Sedang Edo yang tak tahan
menunggu lalu menyodorkan batangnya yang bulat hitam ke mulut Mbak Asni. Mulut
Mbak Asni tampak menganga menyambut kehadirannya. Lidahnya berputar-putar
mengulum batang Edo, lalu memainkannya maju mundur. Terang saja Edo
melenguh-lenguh merasakan kenikmatan yang luar biasa.
Aku tak habis berpikir
menyaksikan istri seorang pejabat terhormat dengan ganas mengerang-erang
menikmati pelayanan kami. Barangkali suaminya memang sudah tua atau impoten,
hingga tidak menyia-nyiakan kehadiran kami.
Padahal menurutku Mbak Asni
cantik sekali, hidungnya mancung, bibirnya agak tebal, sensual sekali. Dan
badannya padat berisi apalagi kala kuremas-remas payudaranya jelas seperti
gadis perawan. Membuatku gemas sekali menyedoti ujung puting susunya. Lidahku
mengais-ngais agak ngawur ke sana ke sini.
Tapi semakin ngawur semakin
membuat Mbak Asni bersemangat mengocok batang Edo dengan mulutnya. Dan akhirnya
Edo tampak kewalahan menahan permainan Mbak Asni. Tangannya mencengkeram kepala
Mbak Asni sambil mendorong ke arah selangkangannya.
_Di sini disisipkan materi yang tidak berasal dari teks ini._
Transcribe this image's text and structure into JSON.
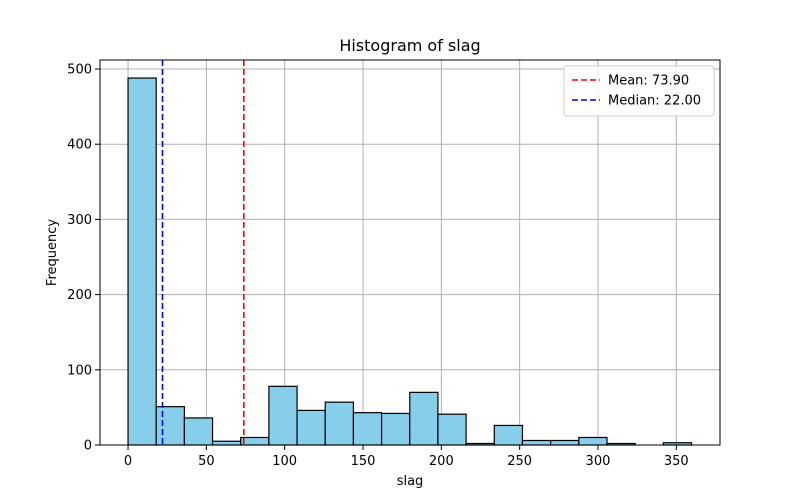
{
  "chart_data": {
    "type": "bar",
    "title": "Histogram of slag",
    "xlabel": "slag",
    "ylabel": "Frequency",
    "xlim": [
      -17.9,
      377.9
    ],
    "ylim": [
      0,
      512
    ],
    "xticks": [
      0,
      50,
      100,
      150,
      200,
      250,
      300,
      350
    ],
    "yticks": [
      0,
      100,
      200,
      300,
      400,
      500
    ],
    "grid": true,
    "bar_color": "#87ceeb",
    "bar_edge_color": "#000000",
    "bins": {
      "edges": [
        0,
        17.985,
        35.97,
        53.955,
        71.94,
        89.925,
        107.91,
        125.895,
        143.88,
        161.865,
        179.85,
        197.835,
        215.82,
        233.805,
        251.79,
        269.775,
        287.76,
        305.745,
        323.73,
        341.715,
        359.7
      ],
      "counts": [
        488,
        51,
        36,
        5,
        10,
        78,
        46,
        57,
        43,
        42,
        70,
        41,
        2,
        26,
        6,
        6,
        10,
        2,
        0,
        3
      ]
    },
    "reference_lines": [
      {
        "label": "Mean: 73.90",
        "value": 73.9,
        "color": "#ff0000"
      },
      {
        "label": "Median: 22.00",
        "value": 22.0,
        "color": "#0000ff"
      }
    ],
    "legend_position": "top-right"
  }
}
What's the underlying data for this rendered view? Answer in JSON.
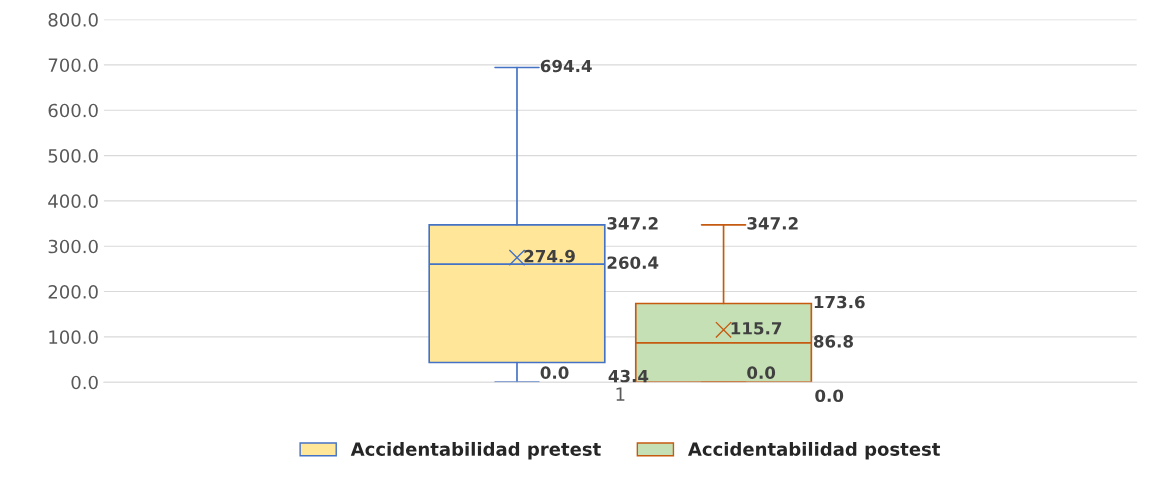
{
  "chart_data": {
    "type": "box",
    "categories": [
      "1"
    ],
    "series": [
      {
        "name": "Accidentabilidad pretest",
        "color": "#4472c4",
        "colors": [
          "#ffe699"
        ],
        "boxes": [
          {
            "low": 0.0,
            "q1": 43.4,
            "median": 260.4,
            "q3": 347.2,
            "high": 694.4,
            "mean": 274.9
          }
        ]
      },
      {
        "name": "Accidentabilidad postest",
        "color": "#c55a11",
        "colors": [
          "#c5e0b4"
        ],
        "boxes": [
          {
            "low": 0.0,
            "q1": 0.0,
            "median": 86.8,
            "q3": 173.6,
            "high": 347.2,
            "mean": 115.7
          }
        ]
      }
    ],
    "annotations": [
      "0.0",
      "43.4",
      "260.4",
      "347.2",
      "694.4",
      "274.9",
      "0.0",
      "0.0",
      "86.8",
      "173.6",
      "347.2",
      "115.7"
    ],
    "ylim": [
      0,
      800
    ],
    "yticks": [
      {
        "value": 0,
        "label": "0.0"
      },
      {
        "value": 100,
        "label": "100.0"
      },
      {
        "value": 200,
        "label": "200.0"
      },
      {
        "value": 300,
        "label": "300.0"
      },
      {
        "value": 400,
        "label": "400.0"
      },
      {
        "value": 500,
        "label": "500.0"
      },
      {
        "value": 600,
        "label": "600.0"
      },
      {
        "value": 700,
        "label": "700.0"
      },
      {
        "value": 800,
        "label": "800.0"
      }
    ],
    "grid": "y",
    "legend": "bottom",
    "marker": "cross"
  }
}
Hingga batangnya habis tertelan
mulut Mbak Asni, lalu “Cret.., cret.., crett”, Batang Edo menyemburkan maninya,
Mbak Asnipun tidak merasa jijik atau bagaimana segera menelan habis mani Edo,
sambil lidahnya terus menjilati ujung batang Edo. Karuan saja Edo kegelian dan
terus memuntahkan “lahar” hingga loyo.
Aku segera membalik badan Mbak
Asni lalu kedua kakinya buru-buru kuangkat ke atas. Vaginanya kelihatan terbuka
kemerahan walau dirimbuni bulu yang sangat lebat. Lalu.., “Bless”, sekali
tancap batangku amblas ke dalamnya.
Karena batangku sudah
berdenyut-denyut dari tadi maka seperti orang kesetanan aku mengayunkan
pinggangku maju mundur. Mata Mbak Asni membelalak merasakan kenikmatan yang
tiada taranya.
Dari liang kewanitaannya mengalir
cairan lendir banyak sekali. Akibatnya goyanganku menimbulkan suara gaduh. Mbak
Asni mengerang-erang kala aku menyemburkan air maniku.Banyak sekali keluarnya,
maklum lagi bernapsu besar.
Salim segera menggantikan
posisiku, dan langsung memompa vagina Mbak Asni. Aduh, tak terbayangkan
kenikmatan yang dirasakan oleh Mbak Asni. Mukanya tampak bahagia sekali.
Pinggulnya menghentak-hentak mengikuti gerakan Salim.
Apalagi batang Salim yang sangat
panjang membuat Mbak Asni kelojotan kala batang itu mengayun tandas ke dalam.
Sambil meremas keras sprei kasur, Mbak Asni kelihatan mencapai klimaks yang
entah ke berapa. Sampai Salim pun menggelepar di atas perut Mbak Asni.